Почти стемнело. Жители Эйома снова собрались у площадки шептались, ожидая танцоров. За столиками уже грубо хохотали; Амалу старался вести важный разговор с вальяжным торговцем курениями и кидал недовольные взгляды на мраморный круг.
И тут над кругом повис белый звукошар. Полилась изящная, но протяжная музыка, словно из глубин космоса. Шар вспыхнул сине-голубоватым, как в полнолуние, светом, и в этих призрачных лучах на гладкий мрамор выпорхнули и закружились стаей птиц очаровательные девушки.
Все, как одна, в плотных закрытых платьях до земли. Некоторые — с шалями на волосах или в кружевных вуалях. Подобные, в пышных юбках, перевернутым цветкам, девушки встали кругом и медленно пошли друг за другом по движению звезд, размахивая веерами.

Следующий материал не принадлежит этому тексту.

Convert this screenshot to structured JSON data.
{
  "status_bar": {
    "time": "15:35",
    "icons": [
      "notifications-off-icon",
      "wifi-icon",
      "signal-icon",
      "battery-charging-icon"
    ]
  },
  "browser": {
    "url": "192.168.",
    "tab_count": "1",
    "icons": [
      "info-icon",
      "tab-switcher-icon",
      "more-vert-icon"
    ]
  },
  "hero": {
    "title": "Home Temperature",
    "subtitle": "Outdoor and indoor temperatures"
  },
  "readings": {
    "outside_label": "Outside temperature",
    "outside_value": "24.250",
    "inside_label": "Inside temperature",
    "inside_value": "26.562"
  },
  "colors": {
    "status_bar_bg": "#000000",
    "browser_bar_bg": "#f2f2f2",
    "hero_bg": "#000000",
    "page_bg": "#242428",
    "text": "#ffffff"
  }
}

Танец «Ибисы при Луне» был, в общем, детским, зато его знали и успели вспомнить более-менее все. Но разве он не был красив?! Тафал нравилось то кружиться на месте, высоко подняв руки и вдыхая ночные ароматы, то открывать веер и наклоняться вместе со всеми в центр круга, то мелкими шажками парить в хороводе. Рена надела угольно-черное платье и прикрепила к ободку черную кружевную шаль, изображая не то Ночь, не то мировую печаль, Аффи была в зеленом бархате, Аахмес — в красном, но с её всегда каменным лицом в этом красном не было и тени игривости.
Танцуя мимо родных зрителей, Тафал улыбалась, слушая одобряющие возгласы, когда же движение «ибисов» приносило её к «гостям», то она с наслаждением отметила недоуменные взгляды поверх кубков. И какое же недовольство расползалось по бледному лицу Амалу, он даже слегка закусил губу!